Her sister Rachel told officials she had "unintentionally done wrong" and apologised for "bringing such trouble to your country".
It is not clear whether the apology has been seen by the authorities, who have not commented.
But in response to the apology, Ms Plummer's MP Karl Turner, described her as a "decent, law-abiding" citizen who had "done something really silly".
Ms Plummer, a shop assistant from Hull, claims she was carrying the pills for her Egyptian partner, Omar Caboo, who suffers from back pain.
She has been held in a cell, which she has to share with 25 other women.
In a statement, Rachel said she "would like to place on record our gratitude for the fairness and just manner the Egyptian justice system has shown towards Laura".
"We realise Laura has unintentionally done wrong in the eyes of the Egyptian authorities; a totally innocent action that has resulted in her being held in custody by the police in Hurghada," she said.

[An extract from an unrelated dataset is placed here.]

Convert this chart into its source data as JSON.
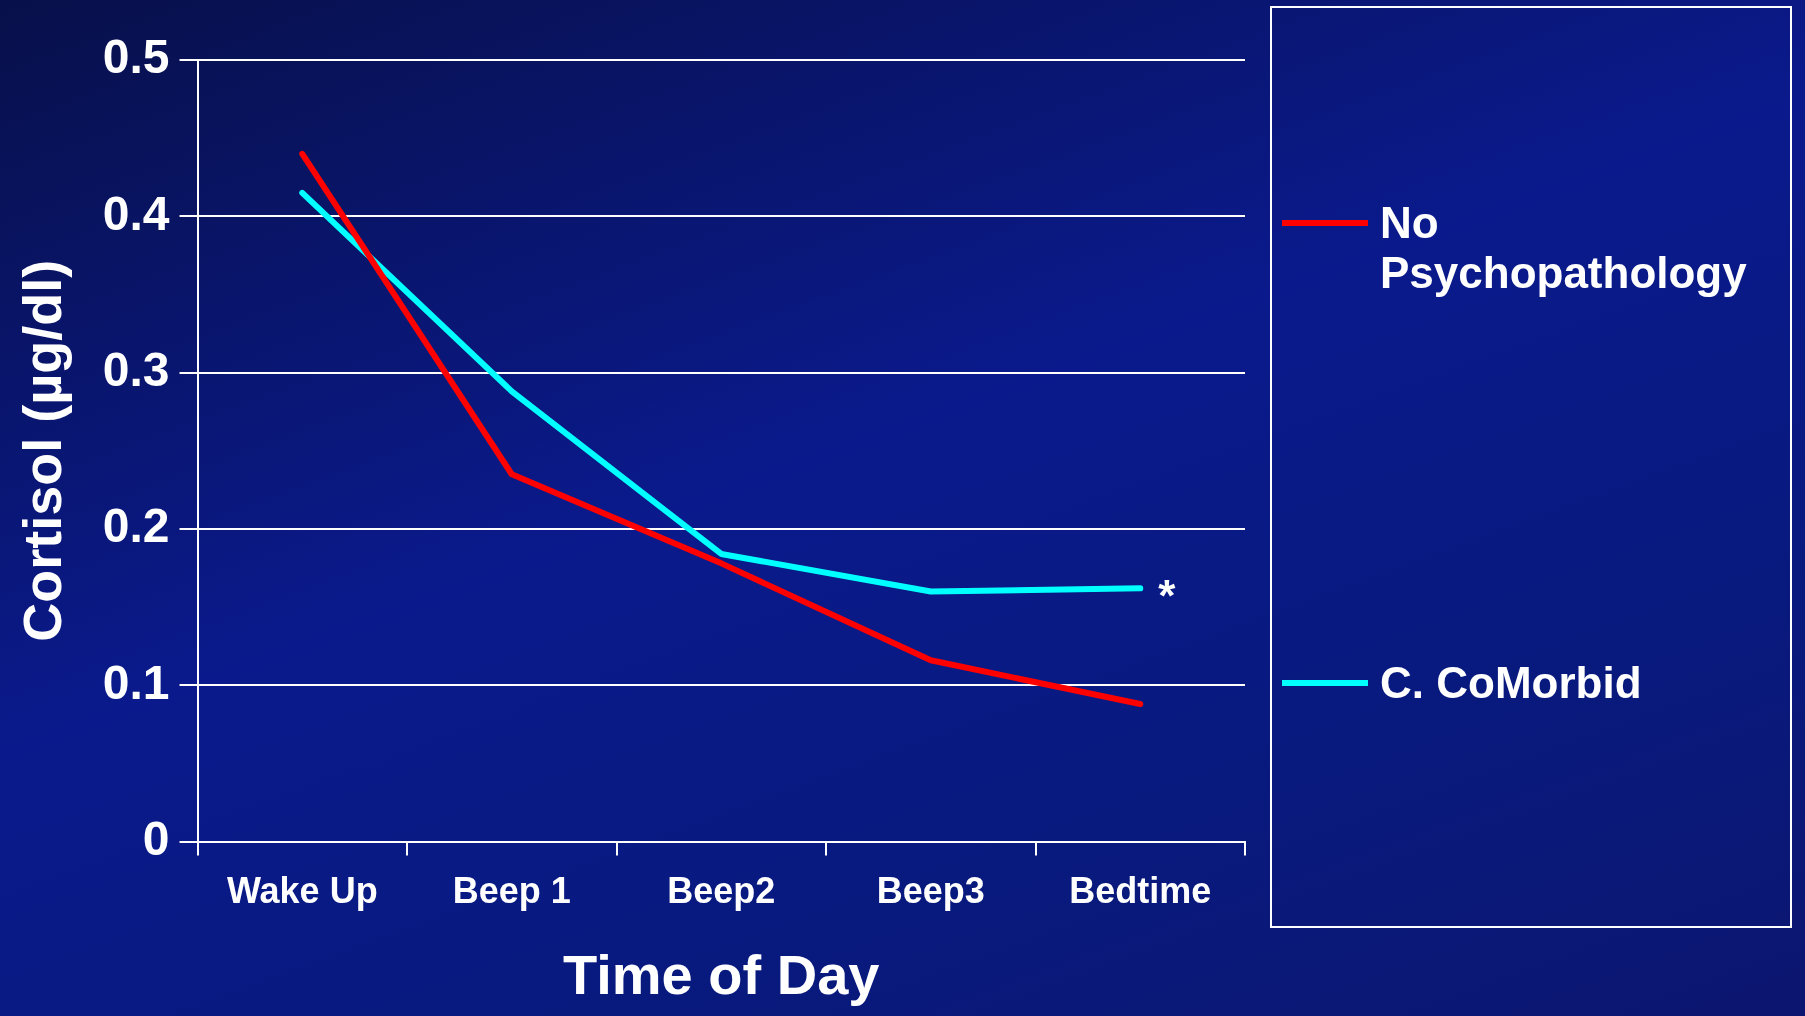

"Laura, along with all of us, loves Egypt and upon visits to see Laura we have been happy with the professional and fair way the police officers have been with Laura and we would like to apologise for bringing such trouble to your country."
Other family members have made no further comment.
He said he met Foreign Secretary Boris Johnson last week and was reassured "the government is doing all it can" to support Laura and her family. The UK Foreign Office has not publicly commented.
Ms Plummer said earlier this month she had "no idea" the painkillers she was carrying were banned in the country.
But local police said ignorance of the law was no excuse.
Tramadol is the most abused drug in Egypt, according to Ghada Wali, the country's Minister of Social Solidarity.
Drug smuggling can carry the death sentence in Egypt.